Here we go. Bring in the fish, use them. The fish might be a practical problem – the demands of fishkeeping impact on the hero’s time for his new relationship. It might be a way to reveal backstory/character – why does the hero prefer fish to people? The hero’s changing responses to the fish might show his character development throughout the book. Or it might operate on a more metaphorical level, so that we observe the hero trapped in a small world, going round in circles, just keeping on swimming without going anywhere. (I don’t know, it was your idea to make him a fishkeeper.)

Whichever way, the fishkeeping element should interact with plot and character to move the story on, or tell us more about the people, or ideally both.  If it doesn’t do any of those things, it’s just wallpaper: pretty but two-dimensional.

The Scene. (I wanted the hero and his lover talking on either side of a fishtank, looking at each other through the rippling water and shoals of fish, not quite seeing each other clearly.)

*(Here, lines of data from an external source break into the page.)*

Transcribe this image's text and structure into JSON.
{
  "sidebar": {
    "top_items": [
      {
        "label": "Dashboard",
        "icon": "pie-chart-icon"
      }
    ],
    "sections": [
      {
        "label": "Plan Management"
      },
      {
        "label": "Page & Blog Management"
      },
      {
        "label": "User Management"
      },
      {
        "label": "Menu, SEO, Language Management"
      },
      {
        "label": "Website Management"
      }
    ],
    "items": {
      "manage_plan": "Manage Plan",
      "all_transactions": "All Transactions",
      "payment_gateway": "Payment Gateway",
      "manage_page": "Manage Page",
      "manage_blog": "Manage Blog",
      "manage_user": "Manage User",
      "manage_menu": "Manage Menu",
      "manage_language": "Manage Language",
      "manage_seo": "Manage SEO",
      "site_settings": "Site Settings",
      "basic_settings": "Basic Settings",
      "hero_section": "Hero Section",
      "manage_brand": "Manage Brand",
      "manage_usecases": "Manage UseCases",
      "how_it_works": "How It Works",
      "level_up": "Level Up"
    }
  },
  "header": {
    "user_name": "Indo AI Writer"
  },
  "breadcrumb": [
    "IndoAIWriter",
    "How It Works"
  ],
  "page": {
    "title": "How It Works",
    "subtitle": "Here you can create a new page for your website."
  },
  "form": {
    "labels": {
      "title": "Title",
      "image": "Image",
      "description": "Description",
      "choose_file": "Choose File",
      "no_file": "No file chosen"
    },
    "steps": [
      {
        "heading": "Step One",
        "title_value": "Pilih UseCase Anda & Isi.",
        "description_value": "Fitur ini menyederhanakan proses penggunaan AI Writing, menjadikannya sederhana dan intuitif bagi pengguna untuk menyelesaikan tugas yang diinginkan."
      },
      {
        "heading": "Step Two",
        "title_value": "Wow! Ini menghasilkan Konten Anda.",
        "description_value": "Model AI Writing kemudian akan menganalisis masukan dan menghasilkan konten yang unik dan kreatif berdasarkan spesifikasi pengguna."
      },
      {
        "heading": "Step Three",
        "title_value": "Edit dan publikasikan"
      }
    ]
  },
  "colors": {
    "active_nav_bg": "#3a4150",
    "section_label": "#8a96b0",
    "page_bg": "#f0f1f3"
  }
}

Chekhov’s gun doesn’t have to be part of an active developing plot strand. If the purpose of the tropical fish is to create a brilliant, memorable, well visualized scene, or if the aquarium setting broadens and deepens the reader’s feel for the characters and the characters’ understanding of each other, that’s the gun fired. The fish have achieved their point.

Chekhov’s AK-47. (Dead bodies are turning up with still-flapping tropical fish stuffed in their mouths. A brusque yet handsome cop must work with a reserved yet sexy fishkeeper to track down the Tropical Fish Killer before he strikes again.)

I swear to God I’ve read this.

As William Morris almost said, you should have nothing in your novel that you do not know to be useful. If you have an element in your story and don’t know what its purpose is, go back, find out what it’s for, and revise to work it in. If it doesn’t have any purpose, what’s the point?